Letter and meeting for reps in 'outstanding' schools

Below is a model letter - based on that drafted first by Bradford to send to NUT reps in 'outstanding' schools. Also encorage reps to attend:

London NUT Regional Office have called an emergency meeting for all school reps in “outstanding” schools to plan together how we can oppose an increasing numbers of academies and mechanisms to support all NUT members.
The meeting will be at 5pm on 16th June 2010 at Hamilton House, Mabledon Place, London WC1 H 9BD.

Dear NUT Representative

Michael Gove’s Academy invitation is one that must be refused

I am writing to you because we believe that your Headteacher has recently received a letter from Michael Gove, the new Secretary of State for Education, inviting your school to become an academy, possibly from this September.

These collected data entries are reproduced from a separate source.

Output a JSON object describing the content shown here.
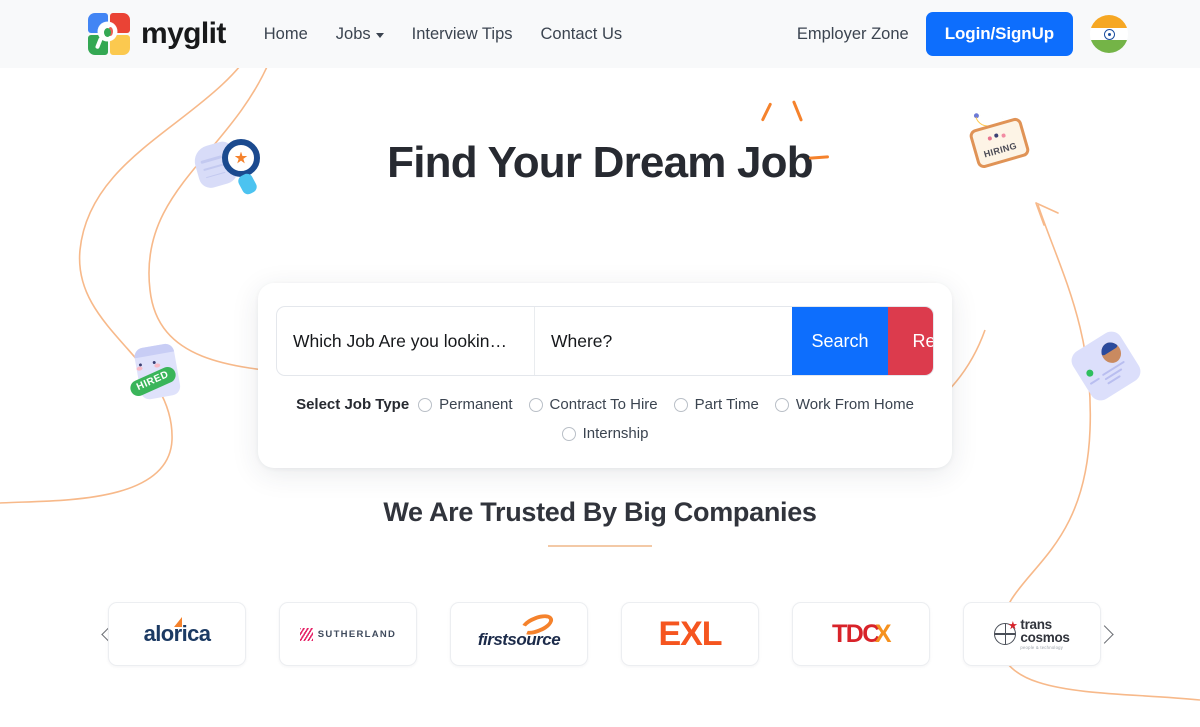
{
  "header": {
    "brand_name": "myglit",
    "logo_icon": "myglit-logo-icon",
    "nav": [
      {
        "label": "Home",
        "has_caret": false
      },
      {
        "label": "Jobs",
        "has_caret": true
      },
      {
        "label": "Interview Tips",
        "has_caret": false
      },
      {
        "label": "Contact Us",
        "has_caret": false
      }
    ],
    "employer_zone": "Employer Zone",
    "login_button": "Login/SignUp",
    "flag_icon": "india-flag-icon",
    "background": "#f8f9fa"
  },
  "hero": {
    "title": "Find Your Dream Job",
    "spark_color": "#f5822c"
  },
  "search": {
    "job_placeholder": "Which Job Are you lookin…",
    "job_value": "",
    "where_placeholder": "Where?",
    "where_value": "",
    "search_label": "Search",
    "reset_label": "Reset",
    "search_color": "#0d6efd",
    "reset_color": "#dc3b4d",
    "job_type_label": "Select Job Type",
    "job_types_row1": [
      "Permanent",
      "Contract To Hire",
      "Part Time",
      "Work From Home"
    ],
    "job_types_row2": [
      "Internship"
    ]
  },
  "trusted": {
    "title": "We Are Trusted By Big Companies",
    "divider_color": "#f3c9a6",
    "prev_arrow": "chevron-left-icon",
    "next_arrow": "chevron-right-icon",
    "companies": [
      {
        "name": "alorica",
        "mark": "alorica-logo"
      },
      {
        "name": "SUTHERLAND",
        "mark": "sutherland-logo"
      },
      {
        "name": "firstsource",
        "mark": "firstsource-logo"
      },
      {
        "name": "EXL",
        "mark": "exl-logo"
      },
      {
        "name": "TDCX",
        "mark": "tdcx-logo"
      },
      {
        "name": "transcosmos",
        "mark": "transcosmos-logo",
        "line1": "trans",
        "line2": "cosmos",
        "tagline": "people & technology"
      }
    ]
  },
  "decorations": {
    "curve_color": "#f7b98a",
    "magnifier_illustration": "magnifier-hand-illustration",
    "hired_badge": "HIRED",
    "hiring_sign": "HIRING",
    "profile_card": "profile-card-illustration"
  }
}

Nationally, some schools have apparently already registered an interest.

If, as we believe, your school has been rated as “outstanding” by OFSTED, then this change to Academy status can happen virtually automatically. All that is needed is for the Headteacher to complete an online registration form on the Department for Education website, and for the governing body to subsequently pass a motion confirming the request.

This would mean that you and your colleagues would very quickly change from your present employer (legally required to honour national pay scales and hours of work and local agreements such as maternity leave and sick pay) to one with new powers to change your pay and conditions. Indeed, the ability to make such changes is one reason Michael Gove gives to encourage schools to take this step.

For this reason, it is very important that you find out, and let me know as soon as possible, what your headteacher’s intentions are, and whether a Governing Body meeting is being arranged to discuss the issue.

The new Government is seeking to end local authority involvement in education. If they succeed in this new “opting-out” drive, schools will become totally fragmented, operating under regulations set in London, with less rather than more capacity to influence the context in which they work.

The effect of a significant number of schools in XXXXX becoming academies will be to threaten the capacity of the Local Authority to provide a wide range of services, from special needs to Occupational Health; from pensions to payroll services; from school transport to NQT induction; from governor support services to in-service training. The only extra money that Academies will get is the money that currently funds these services – but an Academy would still have to purchase these kinds of services.

School admissions arrangements will become increasingly chaotic, threatening comprehensive education in the Authority, and the mechanism for schools to work together will be broken.

The capacity of your Union to represent you will also be threatened, because people like myself who are freed from teaching to represent, advise and support you and your colleagues will find it virtually impossible to get that release time if there is no local authority to fund and arrange it.

Please take this situation very seriously and let us know what you can find out so that we can offer you any support necessary.